The Liquid Crystal Display (LCD), Organic Light Emitting Diode (OLED) and other panel display devices have become the major production in the present display device market.
The display panel is an important component of the LCD, OLED and other panel display devices. For the LCD, the structure of the liquid crystal display panel generally comprises a Color Filter (CF), a Thin Film Transistor Array Substrate (TFT Array Substrate), and a Liquid Crystal Layer arranged between the two substrates. The working principle is that the light of backlight module is reflected to generate images by applying driving voltages to the two glass substrate for controlling the rotations of the liquid crystal molecules.
The traditional liquid crystal display panel comprises a plurality of pixels alignment in array, and each pixel comprises a red (R), a green (G), a blue (B), three sub pixels. The R, G, B color filters utilized in prior art are all absorption type color resists. When the light is incoming, only the light of corresponding color can permeate, the lights of other two colors are both absorbed, which make the transmission of the display panel is lower. Therefore, the display technology of forming red, green, blue, white, four sub pixels in one pixel appears. The color resist layer is not added to the W sub pixel. By controlling the corresponding gray scale to manipulate the light transmittance of the W sub pixel. The light transmittance of the display panel can be promoted to reduce the backlight power consumption, lower the cost for energy conservation and environment protection. Accordingly, the WRGB technology draws more and more attentions, and the demands to the WRGB technology gets higher and higher. The liquid crystal display panel utilizing the WRGB technology requires better experience effect to promote the image quality.

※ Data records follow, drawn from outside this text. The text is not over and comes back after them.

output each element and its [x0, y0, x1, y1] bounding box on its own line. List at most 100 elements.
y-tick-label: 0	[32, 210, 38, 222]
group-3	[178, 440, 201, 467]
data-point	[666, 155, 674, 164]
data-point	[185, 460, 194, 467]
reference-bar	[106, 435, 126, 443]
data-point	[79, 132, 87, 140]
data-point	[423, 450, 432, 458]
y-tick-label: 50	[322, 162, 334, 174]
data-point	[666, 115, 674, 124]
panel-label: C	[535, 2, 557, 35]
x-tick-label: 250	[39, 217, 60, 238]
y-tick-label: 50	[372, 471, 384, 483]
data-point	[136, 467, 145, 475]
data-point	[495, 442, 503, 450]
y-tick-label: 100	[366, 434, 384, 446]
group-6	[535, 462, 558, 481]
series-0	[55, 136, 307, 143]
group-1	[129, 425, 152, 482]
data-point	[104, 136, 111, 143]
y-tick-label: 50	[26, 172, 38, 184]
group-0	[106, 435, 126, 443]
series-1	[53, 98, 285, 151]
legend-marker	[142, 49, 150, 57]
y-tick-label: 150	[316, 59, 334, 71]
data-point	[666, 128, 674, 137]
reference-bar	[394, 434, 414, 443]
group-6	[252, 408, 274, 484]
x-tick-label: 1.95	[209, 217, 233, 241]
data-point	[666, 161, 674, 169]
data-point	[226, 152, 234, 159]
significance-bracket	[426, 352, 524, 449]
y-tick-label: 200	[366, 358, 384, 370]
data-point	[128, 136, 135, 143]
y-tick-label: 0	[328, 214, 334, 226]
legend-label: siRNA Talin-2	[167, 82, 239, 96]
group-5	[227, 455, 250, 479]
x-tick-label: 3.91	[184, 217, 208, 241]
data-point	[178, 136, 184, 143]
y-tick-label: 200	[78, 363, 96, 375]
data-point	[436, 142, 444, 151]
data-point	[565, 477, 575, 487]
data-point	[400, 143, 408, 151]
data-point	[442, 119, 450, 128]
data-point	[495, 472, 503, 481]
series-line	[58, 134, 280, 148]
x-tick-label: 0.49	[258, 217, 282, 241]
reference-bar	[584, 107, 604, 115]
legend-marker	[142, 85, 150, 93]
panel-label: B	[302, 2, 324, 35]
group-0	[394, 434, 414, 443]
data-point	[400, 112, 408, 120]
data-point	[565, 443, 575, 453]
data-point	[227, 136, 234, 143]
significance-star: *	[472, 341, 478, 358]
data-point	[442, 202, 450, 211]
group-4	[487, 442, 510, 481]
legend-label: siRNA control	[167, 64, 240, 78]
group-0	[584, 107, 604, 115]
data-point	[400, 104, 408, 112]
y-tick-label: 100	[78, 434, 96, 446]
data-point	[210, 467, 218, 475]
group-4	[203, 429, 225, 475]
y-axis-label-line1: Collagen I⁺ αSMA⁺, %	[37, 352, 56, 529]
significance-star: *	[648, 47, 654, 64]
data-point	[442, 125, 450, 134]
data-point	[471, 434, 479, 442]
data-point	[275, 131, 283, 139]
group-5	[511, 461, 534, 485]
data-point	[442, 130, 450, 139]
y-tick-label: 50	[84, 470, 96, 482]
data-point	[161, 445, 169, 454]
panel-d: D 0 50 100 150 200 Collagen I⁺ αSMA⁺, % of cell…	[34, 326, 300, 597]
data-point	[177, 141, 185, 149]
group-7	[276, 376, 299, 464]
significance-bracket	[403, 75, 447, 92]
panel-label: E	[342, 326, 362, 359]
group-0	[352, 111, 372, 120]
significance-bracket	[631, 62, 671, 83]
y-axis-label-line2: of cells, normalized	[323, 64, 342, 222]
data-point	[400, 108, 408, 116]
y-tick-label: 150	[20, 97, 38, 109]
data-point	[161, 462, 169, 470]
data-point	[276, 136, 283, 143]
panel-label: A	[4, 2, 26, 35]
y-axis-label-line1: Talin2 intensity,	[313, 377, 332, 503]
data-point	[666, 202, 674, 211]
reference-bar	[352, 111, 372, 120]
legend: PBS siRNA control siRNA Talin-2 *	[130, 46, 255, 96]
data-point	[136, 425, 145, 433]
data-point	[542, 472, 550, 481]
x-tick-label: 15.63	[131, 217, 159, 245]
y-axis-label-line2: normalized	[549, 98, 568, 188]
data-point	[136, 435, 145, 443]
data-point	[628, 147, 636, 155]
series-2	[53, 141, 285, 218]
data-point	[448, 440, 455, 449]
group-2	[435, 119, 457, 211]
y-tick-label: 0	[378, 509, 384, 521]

FIG. 1 shows a liquid crystal display panel utilizing WRGB technology according to prior art. The liquid crystal display panel of prior art utilizes a row inversion driving mode, and comprises a plurality of pixel units arranged in array, and each pixel unit comprises a white sub pixel W, a red sub pixel R, a green sub pixel G and a blue sub pixel B. In respective pixel units, the alignment orders of the white sub pixel W, the red sub pixel R, the green sub pixel G and the blue sub pixel B are the same. FIG. 1 shows that the white sub pixel W, the red sub pixel R, the green sub pixel G and the blue sub pixel B are sequentially aligned from left to right along a horizontal direction in one pixel unit. As showing an image of the same frame, regarding of the pixel units of each column, the polarities of sub pixels of every two adjacent columns are opposite; for the sub pixels of every two adjacent columns, the polarities of the sub pixels of the same color are opposite; for the pixel units of each row, the polarities of the sub pixels of the same color are the same. FIG. 1 shows that in sub pixels of the same row, the polarities of all the white sub pixels are positive, and the polarities of all the red sub pixels are negative, the polarities of all the green sub pixels are positive and the polarities of all the blue sub pixels are negative. Please refer to FIG. 2. The red sub pixel R is illustrated. Supposing that all red sub pixels R in the pixel units of one row is lighted, and the sub pixels of other colors went dark, all the red sub pixels R in the pixel units of the row in FIG. 1 have negative polarity. The couple to the common electrode cannot cancel out each other. The common electrode is pulled and the horizontal crosstalk is extremely easy to be caused to influence the image display effect.